En cas d’inaction des plateformes sous quinze jours, elle peut alors demander à un juge le blocage à l’échelle nationale d’un site. En effet, les sites se rendent, dans ce cas, coupables de l’infraction de diffusion de contenu pornographique à des mineurs prévue par l’article 227-24 du Code pénal.
Une affaire portée devant les tribunaux
C’est ainsi que, le 13 décembre 2021, le Conseil supérieur de l’audiovisuel (CSA), devenu depuis l’Arcom, avait mis en demeure cinq sites pornographiques de mettre en place un système efficace pour vérifier l’âge des visiteurs.

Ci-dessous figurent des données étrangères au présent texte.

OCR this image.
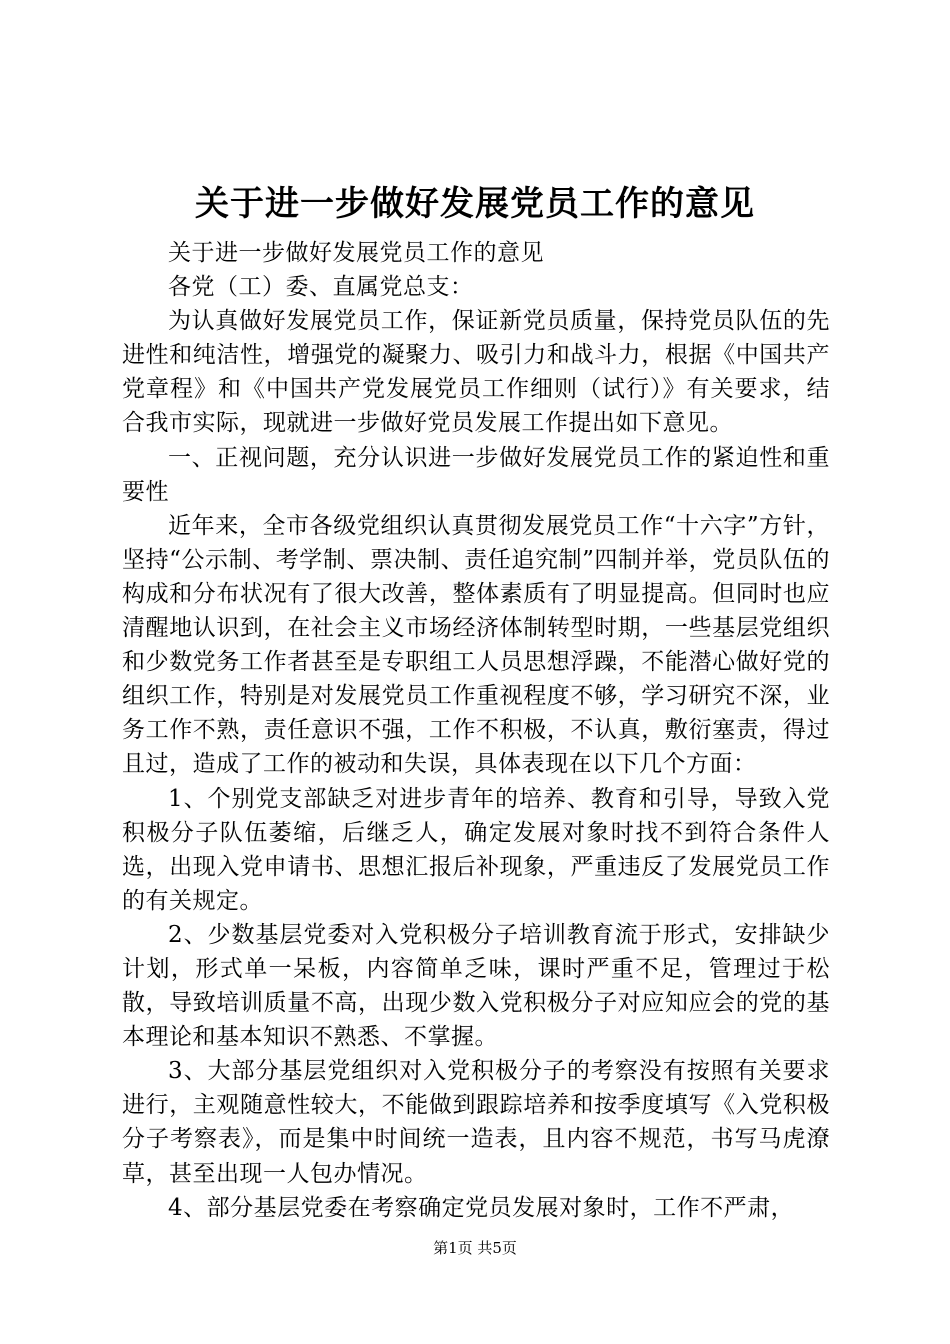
关于进一步做好发展党员工作的意见

关于进一步做好发展党员工作的意见

各党（工）委、直属党总支：

为认真做好发展党员工作，保证新党员质量，保持党员队伍的先进性和纯洁性，增强党的凝聚力、吸引力和战斗力，根据《中国共产党章程》和《中国共产党发展党员工作细则（试行）》有关要求，结合我市实际，现就进一步做好党员发展工作提出如下意见。

一、正视问题，充分认识进一步做好发展党员工作的紧迫性和重要性

近年来，全市各级党组织认真贯彻发展党员工作“十六字”方针，坚持“公示制、考学制、票决制、责任追究制”四制并举，党员队伍的构成和分布状况有了很大改善，整体素质有了明显提高。但同时也应清醒地认识到，在社会主义市场经济体制转型时期，一些基层党组织和少数党务工作者甚至是专职组工人员思想浮躁，不能潜心做好党的组织工作，特别是对发展党员工作重视程度不够，学习研究不深，业务工作不熟，责任意识不强，工作不积极，不认真，敷衍塞责，得过且过，造成了工作的被动和失误，具体表现在以下几个方面：

1、个别党支部缺乏对进步青年的培养、教育和引导，导致入党积极分子队伍萎缩，后继乏人，确定发展对象时找不到符合条件人选，出现入党申请书、思想汇报后补现象，严重违反了发展党员工作的有关规定。

2、少数基层党委对入党积极分子培训教育流于形式，安排缺少计划，形式单一呆板，内容简单乏味，课时严重不足，管理过于松散，导致培训质量不高，出现少数入党积极分子对应知应会的党的基本理论和基本知识不熟悉、不掌握。

3、大部分基层党组织对入党积极分子的考察没有按照有关要求进行，主观随意性较大，不能做到跟踪培养和按季度填写《入党积极分子考察表》，而是集中时间统一造表，且内容不规范，书写马虎潦草，甚至出现一人包办情况。

4、部分基层党委在考察确定党员发展对象时，工作不严肃，

第1页 共5页
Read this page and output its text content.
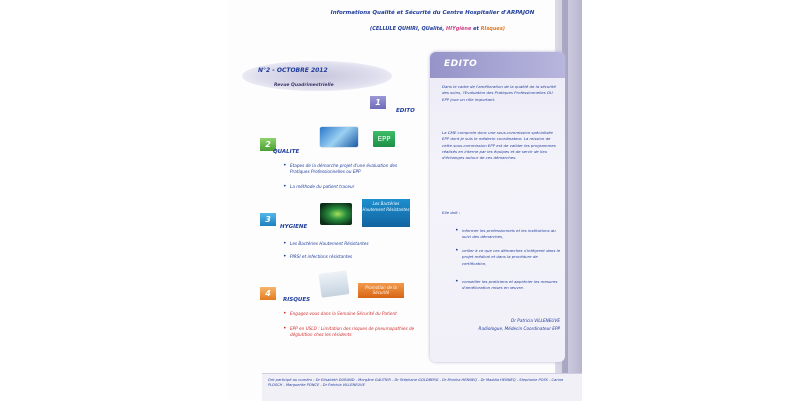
Informations Qualité et Sécurité du Centre Hospitalier d'ARPAJON
(CELLULE QUHIRI, QUalité, HIYgiène et RIsques)
N°2 - OCTOBRE 2012
Revue Quadrimestrielle
1
EDITO
EPP
2
QUALITE
• Etapes de la démarche projet d'une évaluation des Pratiques Professionnelles ou EPP
• La méthode du patient traceur
Les Bactéries Hautement Résistantes
3
HYGIENE
• Les Bactéries Hautement Résistantes
• PIRSI et infections résistantes
Promotion de la Sécurité
4
RISQUES
• Engagez-vous dans la Semaine Sécurité du Patient
• EPP en USLD : Limitation des risques de pneumopathies de déglutition chez les résidents
EDITO
Dans le cadre de l'amélioration de la qualité de la sécurité des soins, l'Evaluation des Pratiques Professionnelles OU EPP joue un rôle important.
La CME comporte donc une sous-commission spécialisée EPP dont je suis le médecin coordinateur. La mission de cette sous-commission EPP est de valider les programmes réalisés en interne par les équipes et de servir de lieu d'échanges autour de ces démarches.
Elle doit :
• informer les professionnels et les institutions du suivi des démarches,
• veiller à ce que ces démarches s'intègrent dans le projet médical et dans la procédure de certification,
• conseiller les praticiens et apprécier les mesures d'amélioration mises en œuvre.
Dr Patricia VILLENEUVE
Radiologue, Médecin Coordinateur EPP
Ont participé au numéro : Dr Elisabeth DURAND - Morgâne GAUTIER - Dr Stéphane GOLDBERG - Dr Monika HENNEQ - Dr Maddia HENNEQ - Stephanie POSS - Carine PLOSCH - Marguerite PONCE - Dr Patricia VILLENEUVE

La mise en demeure étant restée sans effet, l’Arcom avait saisi début septembre 2022 le tribunal judiciaire de Paris pour demander leur blocage. Toutefois, la société éditrice de l’une des cinq plateformes mise en cause a déposé une question prioritaire de constitutionnalité (QPC). Celle-ci portait sur l’article 23 de la loi du 30 juillet 2020.
Plusieurs points sont soulevés par la société :
- L’infraction reprochée ne serait pas définie en des termes suffisamment clairs et précis, contrevenant ainsi au principe de légalité des délits et des peines.
- La loi ne préciserait pas les mesures à prendre pour vérifier l’âge des visiteurs.
Le 4 octobre 2022, le tribunal judiciaire de Paris a transmis la QPC à la Cour de cassation. Cette dernière l’a toutefois rejetée dans une décision du 5 janvier 2023. Ainsi, la décision concernant le sort des plateformes devrait être rendue en juillet 2023.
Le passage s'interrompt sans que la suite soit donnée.